The screenplay also shows its flaws when it comes to the characters, so the actors are left to their own devices to try and save things. Of all the actors in the movie, the legendary and totally awesome Steve James (Riverbend) comes off best. Though he basically has a minor supporting role that doesn't reveal anything about his character, he shows spunk, charisma, and even some of his martial arts skills. Alberta Watson, playing the Mossad agent aiding The Soldier, gets so little to do that she isn't able to show how or why she's attracted to The Soldier, even though there is some dialogue that suggests they have known each other for a long time. Klaus Kinski (Crawlspace) has a cameo as a backstabbing espionage contact, but it's so small that he quickly disappears and is never referred to again, stopping any impact his appearance could have. As for Ken Wahl as the title figure, in most of his screen time he appears to be either bored or bemused. It's no wonder, because one reason being that he has less screen time than you might think. After appearing in the opening, it takes him over twenty minutes to reappear. He doesn't say that much - I'm sure he doesn't speak over one hundred words in the entirety of the movie. And in none of his dialogue does he show any indication of what he is feeling or thinking. This character is incredibly boring. We never get to learn his real name, how he got involved in the CIA, or anything else enlightening. As it turns out, all the other characters in The Soldier show no dimension. The American President character (who also is never named) is given no time to show how the supposed magnitude of the situation is affecting him and ultimately pushes him to make his ultimate decision.

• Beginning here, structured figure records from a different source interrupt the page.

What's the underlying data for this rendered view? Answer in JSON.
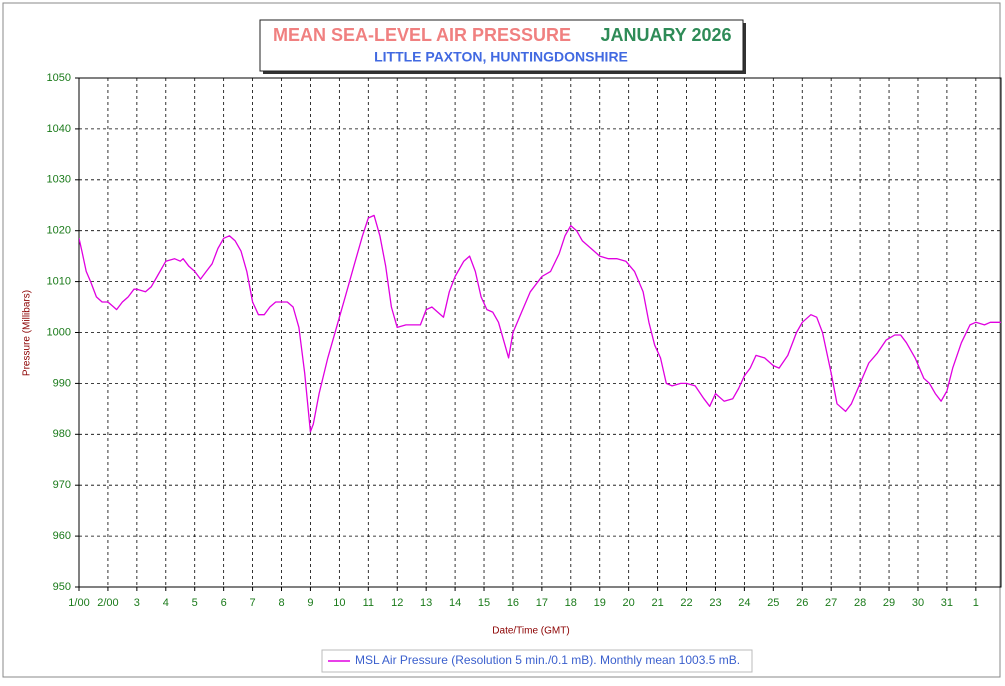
{
  "chart_data": {
    "type": "line",
    "title": "MEAN SEA-LEVEL AIR PRESSURE",
    "period": "JANUARY 2026",
    "subtitle": "LITTLE PAXTON, HUNTINGDONSHIRE",
    "x_label": "Date/Time (GMT)",
    "y_label": "Pressure (Millibars)",
    "xlim": [
      1,
      32.87
    ],
    "ylim": [
      950,
      1050
    ],
    "xticks": [
      {
        "value": 1,
        "label": "1/00"
      },
      {
        "value": 2,
        "label": "2/00"
      },
      3,
      4,
      5,
      6,
      7,
      8,
      9,
      10,
      11,
      12,
      13,
      14,
      15,
      16,
      17,
      18,
      19,
      20,
      21,
      22,
      23,
      24,
      25,
      26,
      27,
      28,
      29,
      30,
      31,
      {
        "value": 32,
        "label": "1"
      }
    ],
    "yticks": [
      950,
      960,
      970,
      980,
      990,
      1000,
      1010,
      1020,
      1030,
      1040,
      1050
    ],
    "grid": true,
    "series": [
      {
        "name": "MSL Air Pressure (Resolution 5 min./0.1 mB). Monthly mean 1003.5 mB.",
        "color": "#e000e0",
        "x": [
          1.0,
          1.1,
          1.25,
          1.4,
          1.6,
          1.8,
          2.0,
          2.2,
          2.3,
          2.5,
          2.7,
          2.9,
          3.0,
          3.3,
          3.5,
          3.7,
          3.9,
          4.0,
          4.3,
          4.5,
          4.6,
          4.8,
          5.0,
          5.2,
          5.4,
          5.6,
          5.8,
          6.0,
          6.2,
          6.4,
          6.6,
          6.8,
          7.0,
          7.2,
          7.4,
          7.6,
          7.8,
          8.0,
          8.2,
          8.4,
          8.6,
          8.8,
          9.0,
          9.1,
          9.3,
          9.6,
          9.9,
          10.2,
          10.5,
          10.8,
          11.0,
          11.2,
          11.4,
          11.6,
          11.8,
          12.0,
          12.3,
          12.6,
          12.8,
          13.0,
          13.2,
          13.4,
          13.6,
          13.8,
          14.0,
          14.3,
          14.5,
          14.7,
          14.9,
          15.1,
          15.3,
          15.5,
          15.7,
          15.85,
          16.0,
          16.3,
          16.6,
          17.0,
          17.3,
          17.6,
          17.8,
          18.0,
          18.2,
          18.4,
          18.7,
          19.0,
          19.3,
          19.6,
          19.9,
          20.2,
          20.5,
          20.7,
          20.9,
          21.1,
          21.3,
          21.5,
          21.8,
          22.0,
          22.3,
          22.6,
          22.8,
          23.0,
          23.3,
          23.6,
          23.8,
          24.0,
          24.2,
          24.4,
          24.7,
          25.0,
          25.2,
          25.5,
          25.8,
          26.0,
          26.3,
          26.5,
          26.7,
          27.0,
          27.2,
          27.5,
          27.7,
          28.0,
          28.3,
          28.6,
          28.9,
          29.2,
          29.4,
          29.6,
          29.9,
          30.2,
          30.4,
          30.6,
          30.8,
          31.0,
          31.2,
          31.5,
          31.8,
          32.0,
          32.3,
          32.5,
          32.87
        ],
        "values": [
          1018.5,
          1016,
          1012,
          1010,
          1007,
          1006,
          1006,
          1005,
          1004.5,
          1006,
          1007,
          1008.5,
          1008.5,
          1008,
          1009,
          1011,
          1013,
          1014,
          1014.5,
          1014,
          1014.5,
          1013,
          1012,
          1010.5,
          1012,
          1013.5,
          1016.5,
          1018.5,
          1019,
          1018,
          1016,
          1012,
          1006,
          1003.5,
          1003.5,
          1005,
          1006,
          1006,
          1006,
          1005,
          1001,
          992,
          980.5,
          982,
          988,
          995,
          1001,
          1007,
          1013,
          1019,
          1022.5,
          1023,
          1019,
          1013,
          1005,
          1001,
          1001.5,
          1001.5,
          1001.5,
          1004.5,
          1005,
          1004,
          1003,
          1008,
          1011,
          1014,
          1015,
          1012,
          1007,
          1004.5,
          1004,
          1002,
          998,
          995,
          1000,
          1004,
          1008,
          1011,
          1012,
          1015.5,
          1019,
          1021,
          1020,
          1018,
          1016.5,
          1015,
          1014.5,
          1014.5,
          1014,
          1012,
          1008,
          1002,
          997.5,
          995,
          990,
          989.5,
          990,
          990,
          989.5,
          987,
          985.5,
          988,
          986.5,
          987,
          989,
          991.5,
          993,
          995.5,
          995,
          993.5,
          993,
          995.5,
          1000,
          1002,
          1003.5,
          1003,
          1000,
          992,
          986,
          984.5,
          986,
          990,
          994,
          996,
          998.5,
          999.5,
          999.5,
          998,
          995,
          991,
          990,
          988,
          986.5,
          988.5,
          993,
          998,
          1001.5,
          1002,
          1001.5,
          1002,
          1002
        ]
      }
    ]
  }
}
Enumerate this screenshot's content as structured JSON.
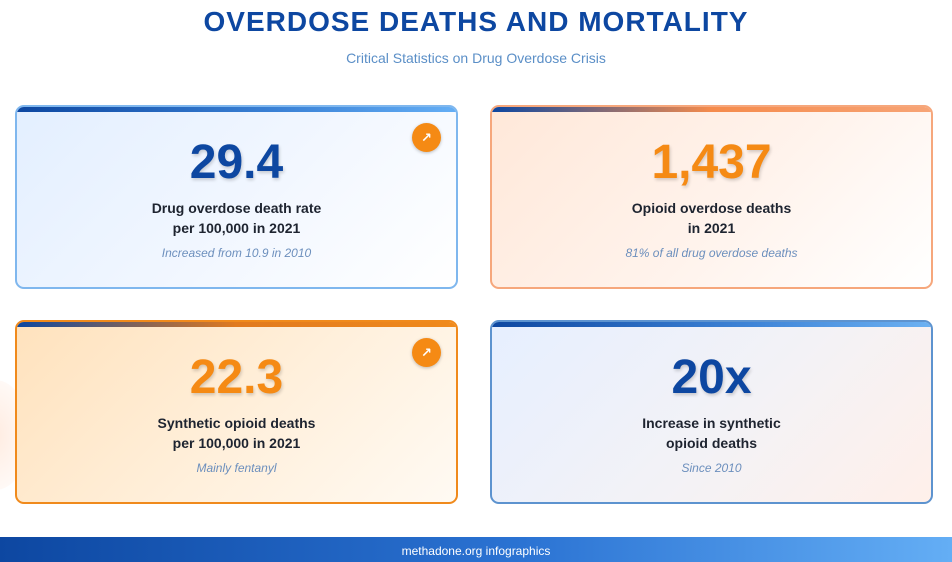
{
  "header": {
    "title": "OVERDOSE DEATHS AND MORTALITY",
    "subtitle": "Critical Statistics on Drug Overdose Crisis"
  },
  "cards": [
    {
      "value": "29.4",
      "label_line1": "Drug overdose death rate",
      "label_line2": "per 100,000 in 2021",
      "note": "Increased from 10.9 in 2010",
      "icon": "trend-up-icon",
      "icon_glyph": "↗"
    },
    {
      "value": "1,437",
      "label_line1": "Opioid overdose deaths",
      "label_line2": "in 2021",
      "note": "81% of all drug overdose deaths"
    },
    {
      "value": "22.3",
      "label_line1": "Synthetic opioid deaths",
      "label_line2": "per 100,000 in 2021",
      "note": "Mainly fentanyl",
      "icon": "trend-up-icon",
      "icon_glyph": "↗"
    },
    {
      "value": "20x",
      "label_line1": "Increase in synthetic",
      "label_line2": "opioid deaths",
      "note": "Since 2010"
    }
  ],
  "footer": {
    "text": "methadone.org infographics"
  },
  "colors": {
    "primary_blue": "#0d47a1",
    "accent_orange": "#f58a14",
    "note_text": "#6c8fbd"
  }
}
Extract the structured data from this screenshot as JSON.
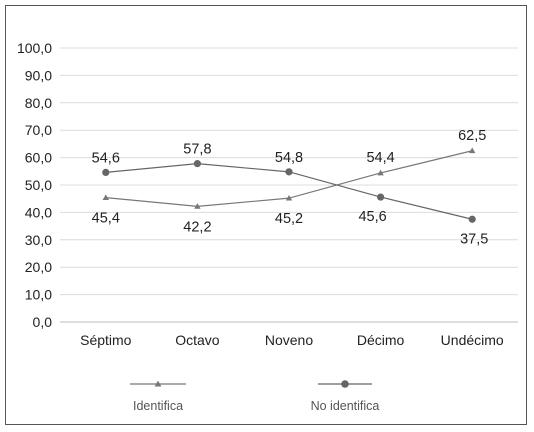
{
  "chart_data": {
    "type": "line",
    "categories": [
      "Séptimo",
      "Octavo",
      "Noveno",
      "Décimo",
      "Undécimo"
    ],
    "ylim": [
      0,
      100
    ],
    "yticks": [
      "0,0",
      "10,0",
      "20,0",
      "30,0",
      "40,0",
      "50,0",
      "60,0",
      "70,0",
      "80,0",
      "90,0",
      "100,0"
    ],
    "grid": true,
    "legend_position": "bottom",
    "series": [
      {
        "name": "Identifica",
        "values": [
          45.4,
          42.2,
          45.2,
          54.4,
          62.5
        ],
        "labels": [
          "45,4",
          "42,2",
          "45,2",
          "54,4",
          "62,5"
        ],
        "marker": "triangle",
        "color": "#777777"
      },
      {
        "name": "No identifica",
        "values": [
          54.6,
          57.8,
          54.8,
          45.6,
          37.5
        ],
        "labels": [
          "54,6",
          "57,8",
          "54,8",
          "45,6",
          "37,5"
        ],
        "marker": "circle",
        "color": "#666666"
      }
    ]
  }
}
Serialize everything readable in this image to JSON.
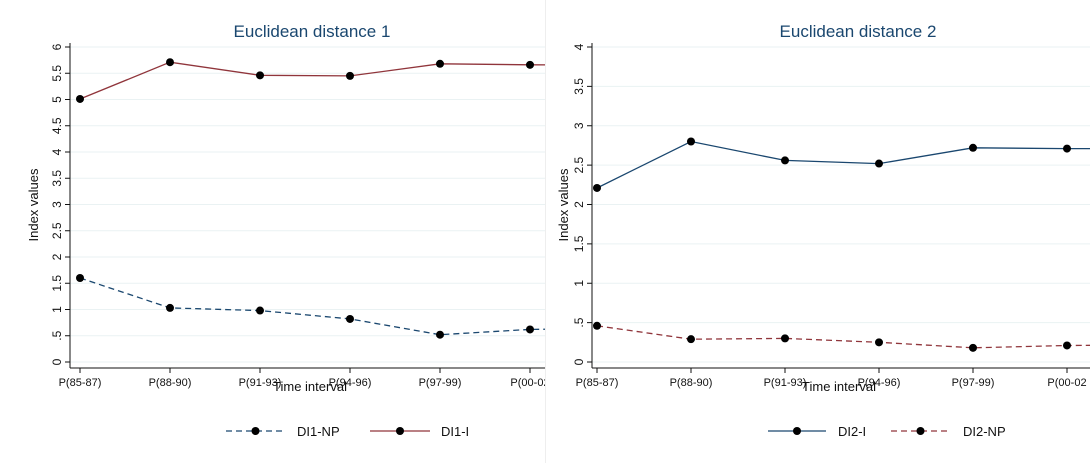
{
  "chart_data": [
    {
      "type": "line",
      "title": "Euclidean distance 1",
      "xlabel": "Time interval",
      "ylabel": "Index values",
      "categories": [
        "P(85-87)",
        "P(88-90)",
        "P(91-93)",
        "P(94-96)",
        "P(97-99)",
        "P(00-02"
      ],
      "yticks": [
        "0",
        ".5",
        "1",
        "1.5",
        "2",
        "2.5",
        "3",
        "3.5",
        "4",
        "4.5",
        "5",
        "5.5",
        "6"
      ],
      "ylim": [
        0,
        6
      ],
      "grid": true,
      "legend_position": "bottom",
      "series": [
        {
          "name": "DI1-NP",
          "values": [
            1.6,
            1.03,
            0.98,
            0.82,
            0.52,
            0.62
          ],
          "color": "#1a476f",
          "dash": "dashed"
        },
        {
          "name": "DI1-I",
          "values": [
            5.01,
            5.71,
            5.46,
            5.45,
            5.68,
            5.66
          ],
          "color": "#90353b",
          "dash": "solid"
        }
      ]
    },
    {
      "type": "line",
      "title": "Euclidean distance 2",
      "xlabel": "Time interval",
      "ylabel": "Index values",
      "categories": [
        "P(85-87)",
        "P(88-90)",
        "P(91-93)",
        "P(94-96)",
        "P(97-99)",
        "P(00-02"
      ],
      "yticks": [
        "0",
        ".5",
        "1",
        "1.5",
        "2",
        "2.5",
        "3",
        "3.5",
        "4"
      ],
      "ylim": [
        0,
        4
      ],
      "grid": true,
      "legend_position": "bottom",
      "series": [
        {
          "name": "DI2-I",
          "values": [
            2.21,
            2.8,
            2.56,
            2.52,
            2.72,
            2.71
          ],
          "color": "#1a476f",
          "dash": "solid"
        },
        {
          "name": "DI2-NP",
          "values": [
            0.46,
            0.29,
            0.3,
            0.25,
            0.18,
            0.21
          ],
          "color": "#90353b",
          "dash": "dashed"
        }
      ]
    }
  ]
}
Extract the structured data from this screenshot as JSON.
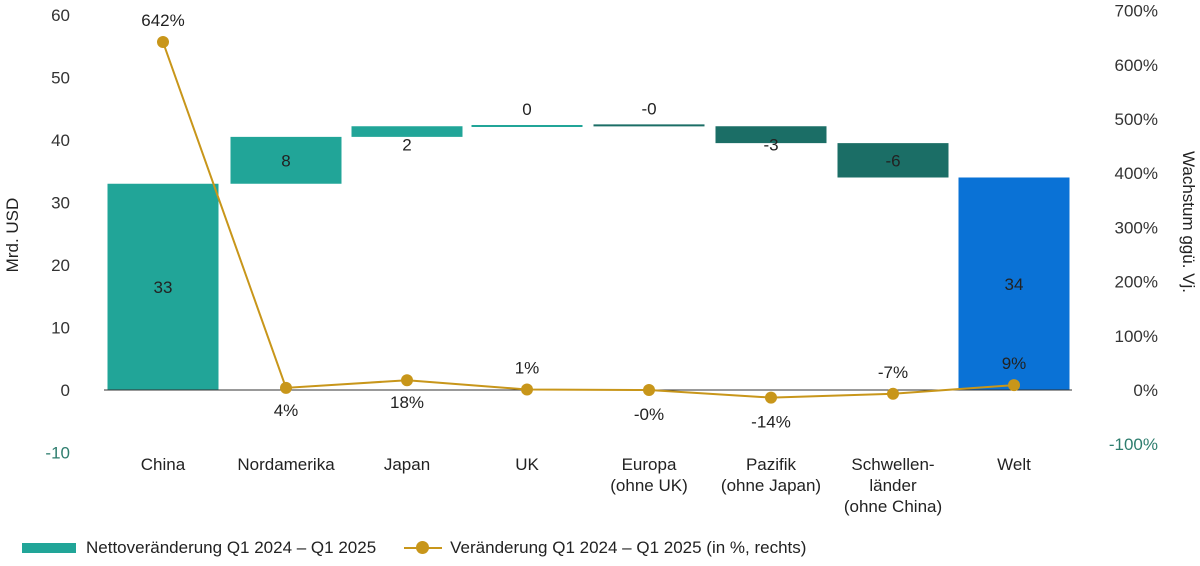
{
  "chart_data": {
    "type": "bar",
    "subtype": "waterfall-with-line",
    "categories": [
      [
        "China"
      ],
      [
        "Nordamerika"
      ],
      [
        "Japan"
      ],
      [
        "UK"
      ],
      [
        "Europa",
        "(ohne UK)"
      ],
      [
        "Pazifik",
        "(ohne Japan)"
      ],
      [
        "Schwellen-",
        "länder",
        "(ohne China)"
      ],
      [
        "Welt"
      ]
    ],
    "bars": {
      "name": "Nettoveränderung Q1 2024 – Q1 2025",
      "base": [
        0,
        33,
        40.5,
        42.2,
        42.2,
        39.5,
        34,
        0
      ],
      "top": [
        33,
        40.5,
        42.2,
        42.4,
        42.5,
        42.2,
        39.5,
        34
      ],
      "labels": [
        "33",
        "8",
        "2",
        "0",
        "-0",
        "-3",
        "-6",
        "34"
      ],
      "colors": [
        "#21a598",
        "#21a598",
        "#21a598",
        "#21a598",
        "#1b6e66",
        "#1b6e66",
        "#1b6e66",
        "#0a72d6"
      ]
    },
    "line": {
      "name": "Veränderung Q1 2024 – Q1 2025 (in %, rechts)",
      "values": [
        642,
        4,
        18,
        1,
        0,
        -14,
        -7,
        9
      ],
      "labels": [
        "642%",
        "4%",
        "18%",
        "1%",
        "-0%",
        "-14%",
        "-7%",
        "9%"
      ],
      "color": "#c8961a"
    },
    "y_left": {
      "label": "Mrd. USD",
      "lim": [
        -10,
        60
      ],
      "ticks": [
        "-10",
        "0",
        "10",
        "20",
        "30",
        "40",
        "50",
        "60"
      ]
    },
    "y_right": {
      "label": "Wachstum ggü. Vj.",
      "lim": [
        -100,
        700
      ],
      "ticks": [
        "-100%",
        "0%",
        "100%",
        "200%",
        "300%",
        "400%",
        "500%",
        "600%",
        "700%"
      ]
    },
    "legend": "bottom-left",
    "grid": false
  }
}
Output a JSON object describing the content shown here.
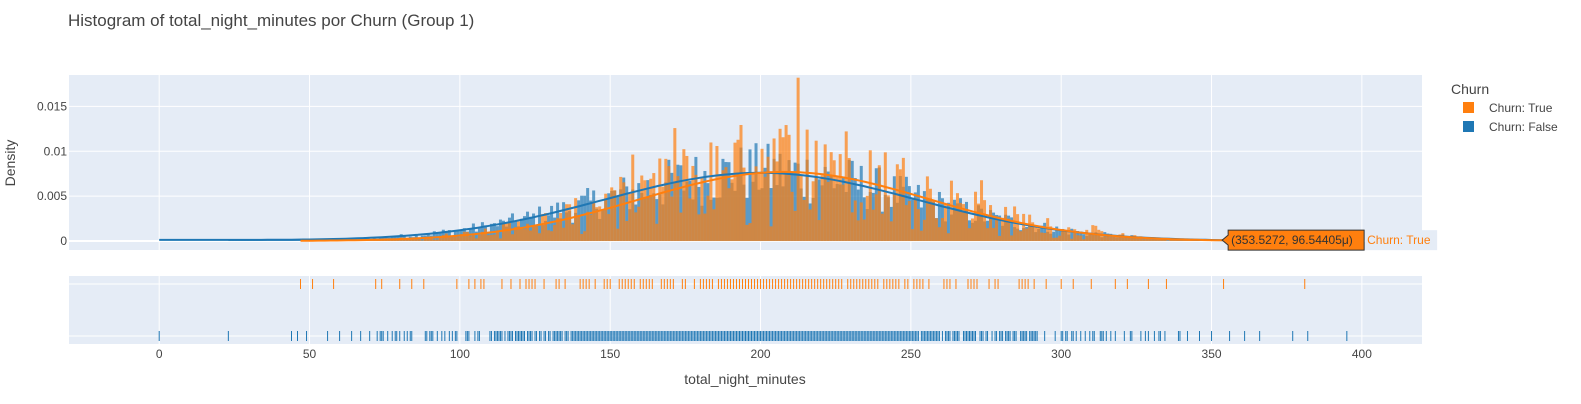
{
  "chart_data": {
    "type": "histogram",
    "title": "Histogram of total_night_minutes por Churn (Group 1)",
    "xlabel": "total_night_minutes",
    "ylabel": "Density",
    "xlim": [
      -30,
      420
    ],
    "ylim": [
      -0.001,
      0.0185
    ],
    "x_ticks": [
      0,
      50,
      100,
      150,
      200,
      250,
      300,
      350,
      400
    ],
    "y_ticks": [
      0,
      0.005,
      0.01,
      0.015
    ],
    "y_tick_labels": [
      "0",
      "0.005",
      "0.01",
      "0.015"
    ],
    "bin_width": 1,
    "legend_title": "Churn",
    "legend_position": "right",
    "series": [
      {
        "name": "Churn: True",
        "color": "#ff7f0e",
        "kde_peak": {
          "x": 208,
          "density": 0.0077
        },
        "rug_range": [
          47,
          381
        ],
        "hover": {
          "text": "(353.5272, 96.54405μ)",
          "label": "Churn: True",
          "x": 353.5272,
          "y": 9.654405e-05
        }
      },
      {
        "name": "Churn: False",
        "color": "#1f77b4",
        "kde_peak": {
          "x": 200,
          "density": 0.0076
        },
        "rug_range": [
          0,
          395
        ]
      }
    ],
    "grid": true
  }
}
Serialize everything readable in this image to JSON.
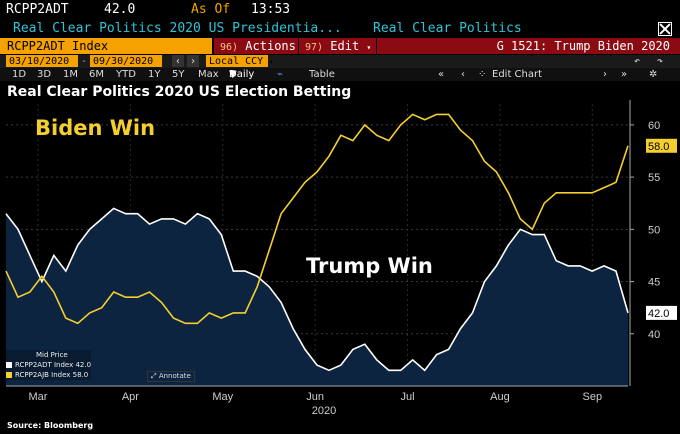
{
  "header": {
    "ticker": "RCPP2ADT",
    "value": "42.0",
    "as_of_label": "As Of",
    "time": "13:53"
  },
  "subheader": {
    "name": "Real Clear Politics 2020 US Presidentia...",
    "source": "Real Clear Politics"
  },
  "toolbar": {
    "index": "RCPP2ADT Index",
    "actions_num": "96)",
    "actions_label": "Actions",
    "edit_num": "97)",
    "edit_label": "Edit",
    "graph_label": "G 1521: Trump Biden 2020"
  },
  "dates": {
    "start": "03/10/2020",
    "end": "09/30/2020",
    "currency": "Local CCY"
  },
  "ranges": {
    "items": [
      "1D",
      "3D",
      "1M",
      "6M",
      "YTD",
      "1Y",
      "5Y",
      "Max"
    ],
    "frequency": "Daily",
    "table_label": "Table",
    "edit_chart_label": "Edit Chart"
  },
  "chart_title": "Real Clear Politics 2020 US Election Betting",
  "annotations": {
    "biden": "Biden Win",
    "trump": "Trump Win"
  },
  "legend": {
    "title": "Mid Price",
    "items": [
      "RCPP2ADT Index 42.0",
      "RCPP2AJB Index 58.0"
    ]
  },
  "annotate_label": "Annotate",
  "source": "Source: Bloomberg",
  "colors": {
    "biden": "#f4cf2f",
    "trump": "#ffffff",
    "area": "#0d2440",
    "accent": "#f5a100",
    "toolbar_red": "#8c0b12",
    "cyan": "#2ec4d6"
  },
  "chart_data": {
    "type": "line",
    "x_labels": [
      "Mar",
      "Apr",
      "May",
      "Jun",
      "Jul",
      "Aug",
      "Sep"
    ],
    "x_year": "2020",
    "y_ticks": [
      40,
      45,
      50,
      55,
      60
    ],
    "ylim": [
      35,
      62
    ],
    "last_values": {
      "RCPP2AJB": "58.0",
      "RCPP2ADT": "42.0"
    },
    "series": [
      {
        "name": "RCPP2ADT Index",
        "color": "#ffffff",
        "values": [
          51.5,
          50,
          47.5,
          45,
          47.5,
          46,
          48.5,
          50,
          51,
          52,
          51.5,
          51.5,
          50.5,
          51,
          51,
          50.5,
          51.5,
          51,
          49.5,
          46,
          46,
          45.5,
          44.5,
          43,
          40.5,
          38.5,
          37,
          36.5,
          37,
          38.5,
          39,
          37.5,
          36.5,
          36.5,
          37.5,
          36.5,
          38,
          38.5,
          40.5,
          42,
          45,
          46.5,
          48.5,
          50,
          49.5,
          49.5,
          47,
          46.5,
          46.5,
          46,
          46.5,
          46,
          42
        ]
      },
      {
        "name": "RCPP2AJB Index",
        "color": "#f4cf2f",
        "values": [
          46,
          43.5,
          44,
          45.5,
          44,
          41.5,
          41,
          42,
          42.5,
          44,
          43.5,
          43.5,
          44,
          43,
          41.5,
          41,
          41,
          42,
          41.5,
          42,
          42,
          44.5,
          48,
          51.5,
          53,
          54.5,
          55.5,
          57,
          59,
          58.5,
          60,
          59,
          58.5,
          60,
          61,
          60.5,
          61,
          61,
          59.5,
          58.5,
          56.5,
          55.5,
          53.5,
          51,
          50,
          52.5,
          53.5,
          53.5,
          53.5,
          53.5,
          54,
          54.5,
          58
        ]
      }
    ]
  }
}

As it turns out, The Soldier as a whole fails to generate enough tension or excitement. Director Glickenhaus doesn't seem to have the ability to give the feeling that time is running out, and millions of people are in danger from the threat. Even in the climax, there is a strong matter-of-fact feeling from the characters and the situation that holds back any possible spark. It's not just the "action" in this sequence that fails to generate interest, but all the other action sequences in the movie. One reason why is that Glickenhaus seems to be trying to ape Sam Peckinpah at times with the use of slow motion. But while Peckinpah used it conservatively yet effectively in his movies, Glickenhaus beats it to death so that it soon becomes boring, and it adds to that aforementioned feeling of padding. When the action does pick up its pace, there are a few brief cool flashes of life, but it still doesn't overall work, one reason being that the score by Tangerine Dream playing in the background is more casual and softer than full of speed and excitement. Another reason is that the editing of the action sequences is sporadic, which might be good for a Hong Kong kung fu movie, but deadly for a movie that is attempting to ape the slam-bang feelings of James Bond movies. As I mentioned a little earlier, not everything about the action is bad - there is also some effective blood splatter, and there are a few good stunts (including several people aflame). And Glickenhaus did frequently take the time to set everything up in front of the camera in a way that often results in some striking visuals. But I think The Soldier would have been a lot better if he had used some of that time to instead pump up the pacing, characters, and story. This is one movie that illustrates why near or complete creative control on a movie is quite often a bad thing.